Высокая фигура Ваттана с засученными по локоть и окровавленными руками внезапно вызвала в ее уме воспоминание о предводителе Мышеедов, когда он разбирал на части к ужину первого оленя из ее стада.

— Мами! — воскликнул тоскливо Ваттан, делая шаг вперед.

123

Девушка повернулась и, как дикая коза, бросилась вверх по тропинке.

Ваттан последовал сзади, увлеченный ее примером и опасаясь, что с ней случится какое-нибудь несчастье; на берегу он вспомнил, как минувшей весною он точно так же бежал сзади и не мог догнать девушку.

Мами бежала так же быстро, как прежде, но в голове ее мутилось. Обрывки мыслей дико и странно мелькали в ее уме и как будто тоже бежали взапуски. Ей казалось, что это Чайвун лежит там на снегу, среди кровавой лужи.

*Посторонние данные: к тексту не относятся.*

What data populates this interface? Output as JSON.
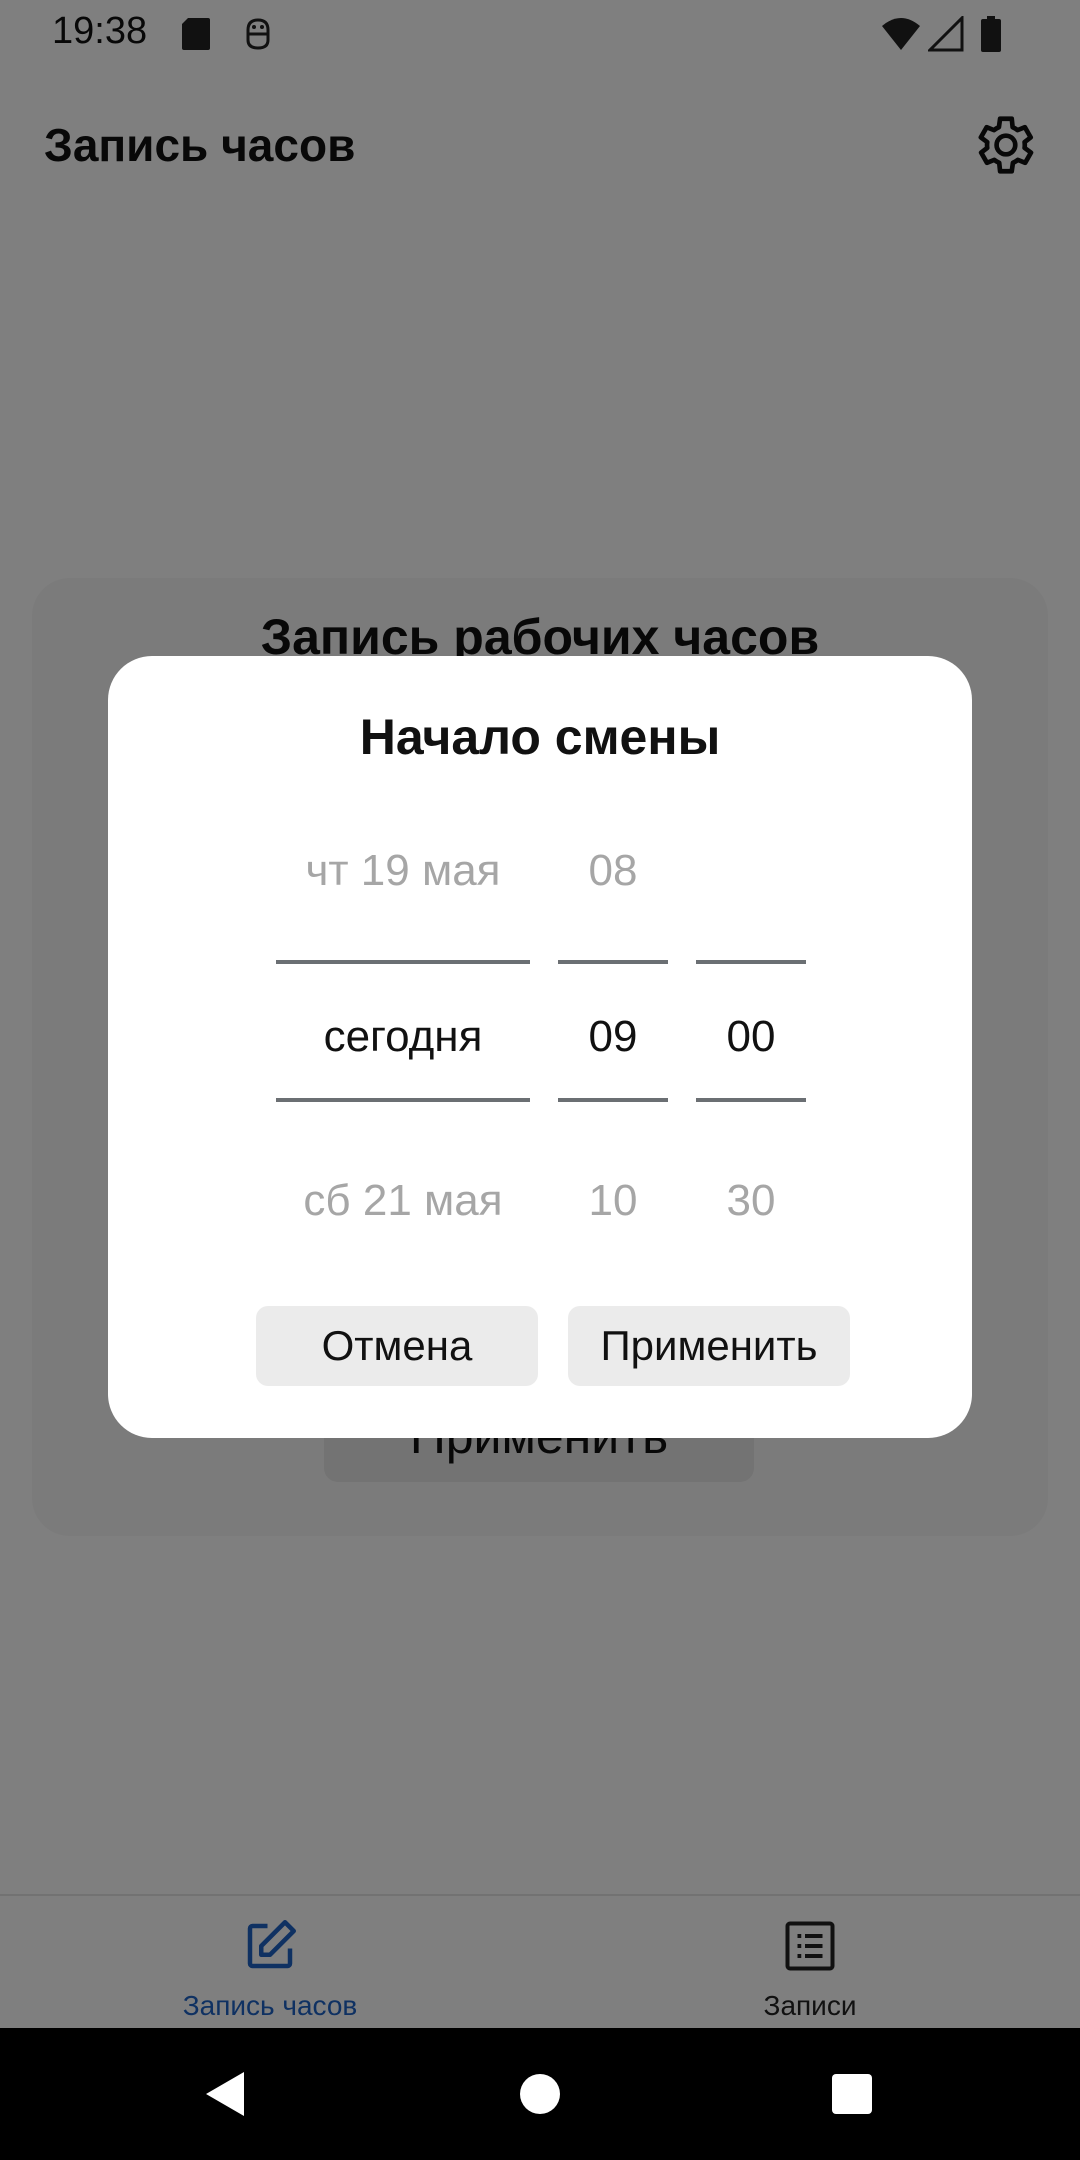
{
  "status_bar": {
    "time": "19:38",
    "icons": [
      "sd-card-icon",
      "android-debug-icon",
      "wifi-icon",
      "signal-icon",
      "battery-icon"
    ]
  },
  "app_bar": {
    "title": "Запись часов",
    "settings_icon": "gear-icon"
  },
  "background_card": {
    "title": "Запись рабочих часов",
    "apply_label": "Применить"
  },
  "dialog": {
    "title": "Начало смены",
    "date_column": {
      "prev": "чт 19 мая",
      "selected": "сегодня",
      "next": "сб 21 мая"
    },
    "hour_column": {
      "prev": "08",
      "selected": "09",
      "next": "10"
    },
    "minute_column": {
      "prev": "",
      "selected": "00",
      "next": "30"
    },
    "cancel_label": "Отмена",
    "apply_label": "Применить"
  },
  "bottom_nav": {
    "items": [
      {
        "label": "Запись часов",
        "icon": "edit-icon",
        "active": true
      },
      {
        "label": "Записи",
        "icon": "list-icon",
        "active": false
      }
    ]
  },
  "system_nav": {
    "icons": [
      "back-icon",
      "home-icon",
      "recents-icon"
    ]
  },
  "colors": {
    "accent": "#1e63c5",
    "divider": "#6b6f73",
    "scrim": "rgba(0,0,0,0.5)"
  }
}
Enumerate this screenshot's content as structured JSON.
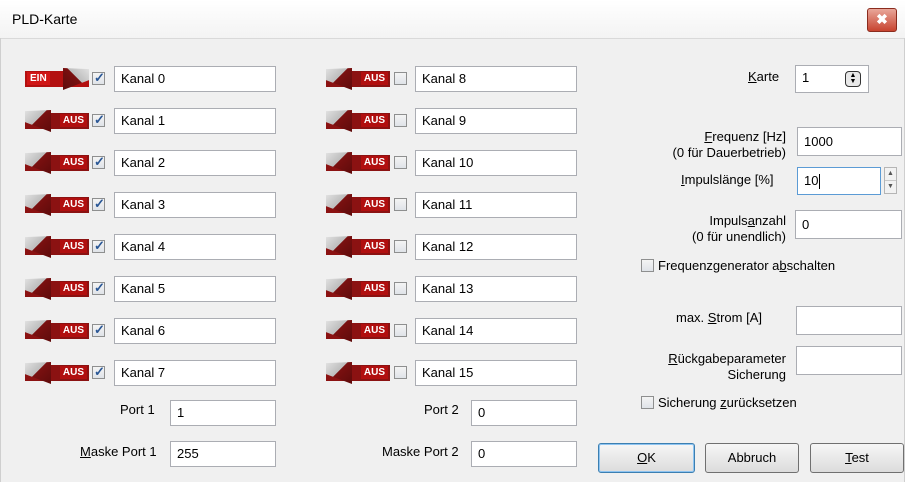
{
  "window": {
    "title": "PLD-Karte",
    "close_glyph": "✖"
  },
  "left_channels": [
    {
      "state": "EIN",
      "checked": true,
      "label": "Kanal 0"
    },
    {
      "state": "AUS",
      "checked": true,
      "label": "Kanal 1"
    },
    {
      "state": "AUS",
      "checked": true,
      "label": "Kanal 2"
    },
    {
      "state": "AUS",
      "checked": true,
      "label": "Kanal 3"
    },
    {
      "state": "AUS",
      "checked": true,
      "label": "Kanal 4"
    },
    {
      "state": "AUS",
      "checked": true,
      "label": "Kanal 5"
    },
    {
      "state": "AUS",
      "checked": true,
      "label": "Kanal 6"
    },
    {
      "state": "AUS",
      "checked": true,
      "label": "Kanal 7"
    }
  ],
  "right_channels": [
    {
      "state": "AUS",
      "checked": false,
      "label": "Kanal 8"
    },
    {
      "state": "AUS",
      "checked": false,
      "label": "Kanal 9"
    },
    {
      "state": "AUS",
      "checked": false,
      "label": "Kanal 10"
    },
    {
      "state": "AUS",
      "checked": false,
      "label": "Kanal 11"
    },
    {
      "state": "AUS",
      "checked": false,
      "label": "Kanal 12"
    },
    {
      "state": "AUS",
      "checked": false,
      "label": "Kanal 13"
    },
    {
      "state": "AUS",
      "checked": false,
      "label": "Kanal 14"
    },
    {
      "state": "AUS",
      "checked": false,
      "label": "Kanal 15"
    }
  ],
  "port1": {
    "label": "Port 1",
    "value": "1"
  },
  "maske1": {
    "label_pre": "",
    "label_ul": "M",
    "label_post": "aske Port 1",
    "value": "255"
  },
  "port2": {
    "label": "Port 2",
    "value": "0"
  },
  "maske2": {
    "label": "Maske Port 2",
    "value": "0"
  },
  "karte": {
    "label_ul": "K",
    "label_post": "arte",
    "value": "1"
  },
  "frequenz": {
    "label_ul": "F",
    "label_post": "requenz [Hz]",
    "label_line2": "(0 für Dauerbetrieb)",
    "value": "1000"
  },
  "impulslaenge": {
    "label_ul": "I",
    "label_post": "mpulslänge [%]",
    "value": "10"
  },
  "impulsanzahl": {
    "label_pre": "Impuls",
    "label_ul": "a",
    "label_post": "nzahl",
    "label_line2": "(0 für unendlich)",
    "value": "0"
  },
  "freqgen": {
    "label_pre": "Frequenzgenerator a",
    "label_ul": "b",
    "label_post": "schalten",
    "checked": false
  },
  "strom": {
    "label_pre": "max. ",
    "label_ul": "S",
    "label_post": "trom [A]",
    "value": ""
  },
  "rueckgabe": {
    "label_ul": "R",
    "label_post": "ückgabeparameter",
    "label_line2": "Sicherung",
    "value": ""
  },
  "sicherung": {
    "label_pre": "Sicherung ",
    "label_ul": "z",
    "label_post": "urücksetzen",
    "checked": false
  },
  "buttons": {
    "ok_ul": "O",
    "ok_post": "K",
    "cancel": "Abbruch",
    "test_ul": "T",
    "test_post": "est"
  },
  "icons": {
    "spin_up": "▲",
    "spin_down": "▼",
    "check": "✓"
  }
}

Рынто гнался сзади и хотел сделать ее своей женой, как в последнюю памятную ночь.

Они добежали до стены ущелья. Ваттан, пользуясь выгодой поворота дороги, взял наперерез, но Мами стала перебегать между каменными столбами, стараясь найти место, чтобы спрятаться. Среди странных серых колонн, похожих на кучу неправильных окаменевших зубов, спрятаться было негде.

Ваттан уже набегал; тогда молодая девушка, объятая внезапной силой отчаяния, вдруг стала лезть на самую высокую, совершенно отвесную колонну, поднимавшуюся среди окаменевших людей, как ствол каменного дерева.